A third bill that would be under Williams’ sponsorship concerns the number of technicians pharmacists are allowed to supervise.

“The control is currently in the employer’s hands, but we are going to recommend no more than two,” Williams said.

* Small subdivision exemption: Bill Kaufman, R-South Larimer County, hopes to pass a bill that will make life easier for subdivisions of 20 units or less.

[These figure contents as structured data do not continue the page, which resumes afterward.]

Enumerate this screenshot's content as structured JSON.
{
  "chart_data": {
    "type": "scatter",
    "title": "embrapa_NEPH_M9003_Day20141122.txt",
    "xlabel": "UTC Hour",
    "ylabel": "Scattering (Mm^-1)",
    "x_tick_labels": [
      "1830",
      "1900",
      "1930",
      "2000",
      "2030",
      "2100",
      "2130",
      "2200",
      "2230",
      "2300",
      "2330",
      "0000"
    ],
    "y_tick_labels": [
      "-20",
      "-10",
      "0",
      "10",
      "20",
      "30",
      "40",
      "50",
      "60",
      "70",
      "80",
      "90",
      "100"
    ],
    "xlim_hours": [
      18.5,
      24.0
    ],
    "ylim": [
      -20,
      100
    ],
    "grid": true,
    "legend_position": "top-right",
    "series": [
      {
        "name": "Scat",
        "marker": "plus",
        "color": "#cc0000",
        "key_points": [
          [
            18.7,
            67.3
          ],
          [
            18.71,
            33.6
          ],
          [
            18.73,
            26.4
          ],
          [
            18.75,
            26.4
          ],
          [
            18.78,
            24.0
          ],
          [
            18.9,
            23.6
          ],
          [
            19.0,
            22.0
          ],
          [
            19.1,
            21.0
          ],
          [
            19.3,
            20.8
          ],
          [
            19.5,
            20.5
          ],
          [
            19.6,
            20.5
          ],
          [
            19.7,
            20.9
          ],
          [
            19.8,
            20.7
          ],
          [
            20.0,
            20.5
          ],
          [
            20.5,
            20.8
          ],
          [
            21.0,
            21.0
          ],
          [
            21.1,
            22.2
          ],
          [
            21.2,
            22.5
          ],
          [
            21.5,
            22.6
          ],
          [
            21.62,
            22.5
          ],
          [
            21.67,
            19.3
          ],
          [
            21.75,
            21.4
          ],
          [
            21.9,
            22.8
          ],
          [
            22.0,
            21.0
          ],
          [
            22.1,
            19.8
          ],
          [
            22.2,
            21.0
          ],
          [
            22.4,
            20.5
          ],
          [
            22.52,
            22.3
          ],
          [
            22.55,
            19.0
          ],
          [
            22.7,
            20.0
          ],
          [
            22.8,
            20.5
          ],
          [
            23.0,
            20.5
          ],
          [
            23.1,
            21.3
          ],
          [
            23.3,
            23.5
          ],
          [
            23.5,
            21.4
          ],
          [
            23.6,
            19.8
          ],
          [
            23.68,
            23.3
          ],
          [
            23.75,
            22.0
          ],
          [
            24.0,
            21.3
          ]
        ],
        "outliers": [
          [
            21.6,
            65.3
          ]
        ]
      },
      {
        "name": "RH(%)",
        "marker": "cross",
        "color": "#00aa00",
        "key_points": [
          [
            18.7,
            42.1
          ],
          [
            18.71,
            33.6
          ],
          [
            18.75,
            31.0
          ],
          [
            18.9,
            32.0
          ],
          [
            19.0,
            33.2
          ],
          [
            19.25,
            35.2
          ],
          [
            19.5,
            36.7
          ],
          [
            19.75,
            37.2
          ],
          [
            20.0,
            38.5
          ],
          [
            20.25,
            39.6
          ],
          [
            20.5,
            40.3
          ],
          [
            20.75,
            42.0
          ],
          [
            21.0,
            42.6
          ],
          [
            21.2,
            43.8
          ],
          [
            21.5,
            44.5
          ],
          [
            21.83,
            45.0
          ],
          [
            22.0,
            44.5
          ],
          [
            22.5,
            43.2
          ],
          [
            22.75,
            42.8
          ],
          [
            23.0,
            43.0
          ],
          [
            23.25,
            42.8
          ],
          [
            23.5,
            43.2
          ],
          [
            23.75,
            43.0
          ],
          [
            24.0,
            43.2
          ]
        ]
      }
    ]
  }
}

The bill would exempt them from the Colorado Common Interest Ownership Act that currently applies to all subdivisions. Kaufman said the act contains numerous cross references and is difficult to understand.

“Some of the best lawyers in Denver don’t agree what parts of it mean,” he said.

For the second year, he’s also sponsoring a bill concerning hospital conversion of non-profit to for-profit institutions, to better define the process, including deadlines and schedules, by which the Attorney General can review the conversion.

The bill also addresses non-profit to non-profit consolidations. The draft title is Transactions Involving Licensed Hospitals. A similar bill presented last year failed.

Tax issues critical to commerce should loom large for state lawmakers this session

Among the bills to be presented to the Legislature is one sponsored by House majority leader Norma Anderson, R-Lakewood, who is expected to propose that tax surplus be “de-Bruced.”

Anderson’s bill would address Amendment 1 (or TABOR) requiring that tax surpluses generated by growth and revenue be given back to the voters. For the first time since the amendment passed in 1992, state revenue exceeded permitted growth limits. Over the next five years, excess revenue of more than $1 billion is predicted.